Sexstellungen mit wenig Tröpfchenübertragung

Ihre grosse Hoffnung ist, dass der Bundesrat am Mittwoch bei seiner Beratung über weitere Lockerungen die Sexarbeit wieder zulässt. Auch der nationale Zusammenschluss der Beratungsstellen für Sexarbeitende, Prokore, fordert dringend die Aufhebung des Arbeitsverbots und hat deshalb beim Bundesamt für Gesundheit ein Schutzkonzept für personenbezogene Dienstleistungen mit Körperkontakt im Erotikgewerbe eingereicht.

Der Massnahmenkatalog ist lang und geht, nebst den üblichen Hygieneregeln wie Händewaschen und Lüften, recht ins Detail: So muss der Abstand zwischen den Köpfen beim Sex mindestens eine Unterarmlänge betragen. Es sollen Sexstellungen praktiziert werden, bei denen die Tröpfchenübertragung gering ist. Es darf nur ein Kunde oder eine Kundin gleichzeitig bedient werden. Bei allen Dienstleistungen müssen Safe-Sex-Richtlinien eingehalten werden. Anale Praktiken erfolgen mit Handschuhen. Zudem wird empfohlen, eine Gesichtsmaske zu tragen. Bettwäsche, Handtücher und allfällige Dessous müssen nach jedem Kunden gewechselt und gewaschen und Kundenkontakte vier Wochen aufbewahrt werden.

«Ich denke, wir können all diese Regeln einhalten», sagt Anna. Zwar habe sie auch schon solche Masken ausprobiert, fand sie unangenehm und habe schlecht Luft bekommen, doch für eine halbe Stunde oder für eine Stunde gehe das schon. «Für den Oralsex kann man Kondome benutzen und die Maske halt für fünf, zehn Minuten ausziehen. Wie ich es genau machen werde, weiss ich jetzt noch nicht. Das ist alles noch sehr neu.»

In prekären Situationen

Ob bei all diesen zu beachtenden Massnahmen bei der Kundschaft noch Stimmung aufkommt, weiss Anna jetzt noch nicht.
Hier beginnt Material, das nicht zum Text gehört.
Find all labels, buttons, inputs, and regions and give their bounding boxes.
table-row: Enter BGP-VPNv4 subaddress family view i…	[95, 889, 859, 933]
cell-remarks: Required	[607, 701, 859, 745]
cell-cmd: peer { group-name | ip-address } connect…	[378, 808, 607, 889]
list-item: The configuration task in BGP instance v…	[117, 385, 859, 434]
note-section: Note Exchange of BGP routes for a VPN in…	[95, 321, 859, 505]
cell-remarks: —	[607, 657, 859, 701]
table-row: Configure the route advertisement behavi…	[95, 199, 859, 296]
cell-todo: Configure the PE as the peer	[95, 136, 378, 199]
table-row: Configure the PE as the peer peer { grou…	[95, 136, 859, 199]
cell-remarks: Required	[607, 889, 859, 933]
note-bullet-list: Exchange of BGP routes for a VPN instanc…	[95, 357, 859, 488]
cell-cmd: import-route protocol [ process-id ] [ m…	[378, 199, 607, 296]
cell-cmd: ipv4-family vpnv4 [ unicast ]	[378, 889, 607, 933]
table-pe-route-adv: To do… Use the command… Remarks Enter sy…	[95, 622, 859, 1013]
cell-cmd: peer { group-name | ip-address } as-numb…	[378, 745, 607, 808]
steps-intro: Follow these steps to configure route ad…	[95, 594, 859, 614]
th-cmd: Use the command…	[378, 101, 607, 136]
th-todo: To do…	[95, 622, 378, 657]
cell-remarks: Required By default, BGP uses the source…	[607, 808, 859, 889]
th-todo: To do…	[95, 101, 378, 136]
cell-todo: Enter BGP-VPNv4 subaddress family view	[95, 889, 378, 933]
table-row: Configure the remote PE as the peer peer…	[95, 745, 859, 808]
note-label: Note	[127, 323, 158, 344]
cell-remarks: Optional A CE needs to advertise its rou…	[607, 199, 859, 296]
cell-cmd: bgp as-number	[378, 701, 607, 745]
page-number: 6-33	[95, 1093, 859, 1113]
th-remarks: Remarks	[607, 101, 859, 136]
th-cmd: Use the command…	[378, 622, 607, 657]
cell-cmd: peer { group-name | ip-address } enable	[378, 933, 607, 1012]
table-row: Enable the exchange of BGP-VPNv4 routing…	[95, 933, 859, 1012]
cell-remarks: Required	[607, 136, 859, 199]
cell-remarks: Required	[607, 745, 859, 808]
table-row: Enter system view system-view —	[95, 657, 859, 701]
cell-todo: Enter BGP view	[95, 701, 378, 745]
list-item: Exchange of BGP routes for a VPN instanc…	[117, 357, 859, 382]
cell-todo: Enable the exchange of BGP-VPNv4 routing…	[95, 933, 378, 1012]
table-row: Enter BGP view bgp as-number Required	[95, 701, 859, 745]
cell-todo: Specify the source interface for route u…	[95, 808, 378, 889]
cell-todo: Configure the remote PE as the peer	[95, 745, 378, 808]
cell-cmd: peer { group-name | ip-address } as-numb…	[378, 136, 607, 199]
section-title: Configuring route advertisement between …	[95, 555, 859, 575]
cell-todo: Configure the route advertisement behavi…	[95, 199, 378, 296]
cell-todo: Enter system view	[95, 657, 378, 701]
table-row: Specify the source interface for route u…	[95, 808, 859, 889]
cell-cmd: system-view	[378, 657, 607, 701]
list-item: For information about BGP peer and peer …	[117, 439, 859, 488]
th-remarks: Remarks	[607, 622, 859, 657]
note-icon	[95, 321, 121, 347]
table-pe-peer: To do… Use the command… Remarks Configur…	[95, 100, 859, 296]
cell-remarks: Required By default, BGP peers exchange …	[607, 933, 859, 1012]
Klar sei aber: «Wer unsere Dienstleistung will, muss die Regeln mit einhalten. Wenn es für gewisse Männer ein Problem ist, schicken wir sie weg.»

Solche Schutzkonzepte können laut Prokore nur umgesetzt und überprüft werden, wenn die Sexarbeit wieder erlaubt wird: «Sexarbeitende, die momentan arbeiten, befinden sich in prekären Situationen und handeln aus Not. Sie arbeiten aus Hunger und um zu überleben», heisst es in einer Medienmitteilung. Je länger das Arbeitsverbot anhalte, desto mehr Personen müssten illegal arbeiten gehen.

Annas prekäre Situation hat sich mittlerweile entschärft. Ihre Zweitwohnung konnte sie untervermieten, die Gutscheinaktion läuft, und sie hat erfahren, dass sie auch vom Staat Unterstützung erhalten wird. Zudem hat sie eine Massageliege bestellt: «Sobald die da ist, biete ich normale Sportmassagen an. Dabei behalten wir die Kleider an und tragen Mundschutz. Dafür verlange wir dann natürlich nicht so viel wie für sexuelle Dienstleistungen.» Doch immerhin reiche das Geld jetzt, um Essen, Miete und Rechnungen zu bezahlen.